Au lever du jour, le 27 mai, la bataille finale est lancée. Pendant plus de deux heures, un déluge de feu va s'abattre sur le géant blessé. Plus de 2000 tirs d'obus, dont plusieurs centaines atteindront le Bismarck.
Le Norfolk, le King George V, le Dorsetshire, le Rodney le toucheront tous à plusieurs reprises, ce dernier avec des obus de 406 mm ! Les superstructures du cuirassé sont tellement écrasées sous le feu qu'il est bientôt réduit au silence, ce qui permet au Norfolk et au Rodney de s'approcher encore plus près du monstre et de lui envoyer deux torpilles chacun.


Le croiseur de bataille HMS Rodney, soutenant
le débarquement en Normandie, le 7 juin 1944


Mais le Bismarck s'obstine encore à flotter.

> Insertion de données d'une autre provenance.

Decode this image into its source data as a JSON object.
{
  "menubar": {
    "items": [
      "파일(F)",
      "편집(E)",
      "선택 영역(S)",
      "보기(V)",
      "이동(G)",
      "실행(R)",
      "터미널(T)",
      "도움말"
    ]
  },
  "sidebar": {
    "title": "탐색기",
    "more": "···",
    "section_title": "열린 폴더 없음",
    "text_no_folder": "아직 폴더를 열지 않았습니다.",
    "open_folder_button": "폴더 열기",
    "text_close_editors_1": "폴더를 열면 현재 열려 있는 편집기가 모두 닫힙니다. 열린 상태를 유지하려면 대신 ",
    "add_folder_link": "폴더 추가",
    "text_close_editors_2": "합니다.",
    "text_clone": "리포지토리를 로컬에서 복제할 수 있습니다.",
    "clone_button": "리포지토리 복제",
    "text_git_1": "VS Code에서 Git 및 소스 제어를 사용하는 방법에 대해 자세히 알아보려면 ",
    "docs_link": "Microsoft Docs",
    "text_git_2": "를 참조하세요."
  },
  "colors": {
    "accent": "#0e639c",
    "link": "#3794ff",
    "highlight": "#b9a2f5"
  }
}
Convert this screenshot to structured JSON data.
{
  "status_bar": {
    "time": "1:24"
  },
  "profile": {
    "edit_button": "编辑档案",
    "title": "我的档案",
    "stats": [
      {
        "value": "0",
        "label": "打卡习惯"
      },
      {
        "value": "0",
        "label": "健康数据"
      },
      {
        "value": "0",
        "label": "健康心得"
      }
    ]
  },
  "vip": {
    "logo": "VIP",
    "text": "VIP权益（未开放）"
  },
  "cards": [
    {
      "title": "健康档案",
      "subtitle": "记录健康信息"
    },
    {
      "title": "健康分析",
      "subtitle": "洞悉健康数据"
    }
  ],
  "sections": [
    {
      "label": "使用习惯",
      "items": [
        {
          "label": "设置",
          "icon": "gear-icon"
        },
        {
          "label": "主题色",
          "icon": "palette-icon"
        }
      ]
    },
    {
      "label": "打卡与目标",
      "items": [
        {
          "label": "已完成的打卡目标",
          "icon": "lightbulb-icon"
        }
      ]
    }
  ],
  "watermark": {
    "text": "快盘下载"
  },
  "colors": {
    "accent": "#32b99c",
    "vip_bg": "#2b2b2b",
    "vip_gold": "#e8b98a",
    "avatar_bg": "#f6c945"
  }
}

Tandis que les destroyers et les trois autres croiseurs, à court de munitions et de fuel, se retirent du champ de bataille, le Dorsetshire reçoit l'ordre d'achever le Bismarck.
En partant, l'Amiral Tovey, du pont du King George V, aurait dit "impossible to sink with guns"...
Le HMS Dorsetshire s'approche à son tour du Bismarck et lui expédie deux torpilles sur un flanc, une sur l'autre. A 10 h 40, il sombre enfin...
C'est également le Dorsetshire qui va commencer à secourir les naufragés du Bismarck. Mais alors que seulement 115 ont été sauvés, une alerte au sous-marin retentit et le navire anglais reçoit l'ordre de quitter les lieux et d'abandonner les autres à une mort certaine. Ces 115 privilégiés seront les seuls survivants sur les 2200 hommes de l'équipage du Bismarck. L'Amiral Lütjens et le capitaine Lindemann avaient sans doute trouvé la mort dans le bombardement, avant le naufrage.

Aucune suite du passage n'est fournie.